What about trunking VLAN 1? Yes, it can definitely be done. Why bởi people sometimes say that it can’t? As VLAN 1 is the mặc định native sầu VLAN, it is used for untagged traffic. If you need to lớn pass frames tagged VLAN 1, you will not be able lớn, by default.

The solution is lớn change the default VLAN khổng lồ another value. Once this is done, VLAN 1 can be passed across the trunk just the same as any other VLAN.


A Few Last Minute Notes

On a Cisco switch, a port can be configured with trunk information (allowed VLANs, native VLAN, etc) as well as access mode information (VLAN ID). However, the type still has khổng lồ be phối khổng lồ either a trunk or access port. Only the config relevant lớn the type will be used.

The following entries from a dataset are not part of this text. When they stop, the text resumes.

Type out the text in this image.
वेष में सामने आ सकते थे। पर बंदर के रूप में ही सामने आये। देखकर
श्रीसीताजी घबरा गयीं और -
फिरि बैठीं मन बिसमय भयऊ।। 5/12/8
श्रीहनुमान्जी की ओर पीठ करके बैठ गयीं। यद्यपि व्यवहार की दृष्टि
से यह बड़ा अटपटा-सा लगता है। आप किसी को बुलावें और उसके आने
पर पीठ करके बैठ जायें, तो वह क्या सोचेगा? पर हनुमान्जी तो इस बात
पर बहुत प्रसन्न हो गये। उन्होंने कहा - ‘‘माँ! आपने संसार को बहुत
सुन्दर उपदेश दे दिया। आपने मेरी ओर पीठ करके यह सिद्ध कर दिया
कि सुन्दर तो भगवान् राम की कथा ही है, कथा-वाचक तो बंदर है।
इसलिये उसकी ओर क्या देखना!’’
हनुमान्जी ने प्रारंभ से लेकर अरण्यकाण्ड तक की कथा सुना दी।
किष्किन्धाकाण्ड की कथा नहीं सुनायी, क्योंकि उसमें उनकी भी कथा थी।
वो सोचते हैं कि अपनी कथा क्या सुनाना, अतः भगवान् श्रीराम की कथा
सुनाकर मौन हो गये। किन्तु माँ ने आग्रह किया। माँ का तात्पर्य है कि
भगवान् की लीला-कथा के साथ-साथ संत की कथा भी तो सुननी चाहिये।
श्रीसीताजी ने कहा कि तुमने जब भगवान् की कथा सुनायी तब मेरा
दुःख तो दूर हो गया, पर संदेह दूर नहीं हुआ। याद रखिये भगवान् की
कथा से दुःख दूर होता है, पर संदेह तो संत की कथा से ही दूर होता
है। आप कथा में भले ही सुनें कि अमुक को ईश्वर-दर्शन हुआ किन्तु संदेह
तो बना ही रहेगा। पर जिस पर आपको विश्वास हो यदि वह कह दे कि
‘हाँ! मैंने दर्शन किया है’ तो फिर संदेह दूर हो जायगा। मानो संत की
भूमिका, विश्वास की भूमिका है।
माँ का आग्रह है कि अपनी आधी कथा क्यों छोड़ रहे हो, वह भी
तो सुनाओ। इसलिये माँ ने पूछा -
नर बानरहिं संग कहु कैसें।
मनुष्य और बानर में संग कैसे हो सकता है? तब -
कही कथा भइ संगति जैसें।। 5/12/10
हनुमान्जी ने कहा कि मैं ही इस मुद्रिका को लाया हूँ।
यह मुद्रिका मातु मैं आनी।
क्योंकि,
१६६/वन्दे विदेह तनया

VLAN config is all locally significant. This means that the VLAN config on one switch does not have khổng lồ exactly match the switch it is connected to lớn. However, it is possible to lớn mô tả configuration across multiple Cisteo switches using Dynamic Trunking Protocol (DTP), which is a Cisco proprietary technology.

It is recommended to lớn limit the VLANs that are allowed over a trunk links to lớn only the VLANs that are needed. This helps lớn limit the propagation of broadcasts, and is good for security. This is called VLAN pruning, và can be done manually, or dynamically with DTPhường.

VLAN 0 is reserved for special use. When CoS is used, & a client does not know what VLAN to use, it can tag a fram with VLAN 0, which causes the switch khổng lồ use the native sầu VLAN for that traffic.

Xem thêm: Diễn Biến Vòng Đàm Phán Doha Là Gì, Vòng Đàm Phán Doha Là Gì

VLAN 4095 is used internally within a switch. This is implementation dependant, & may be used for special management, or a a ‘blaông chồng hole’ khổng lồ drop traffic.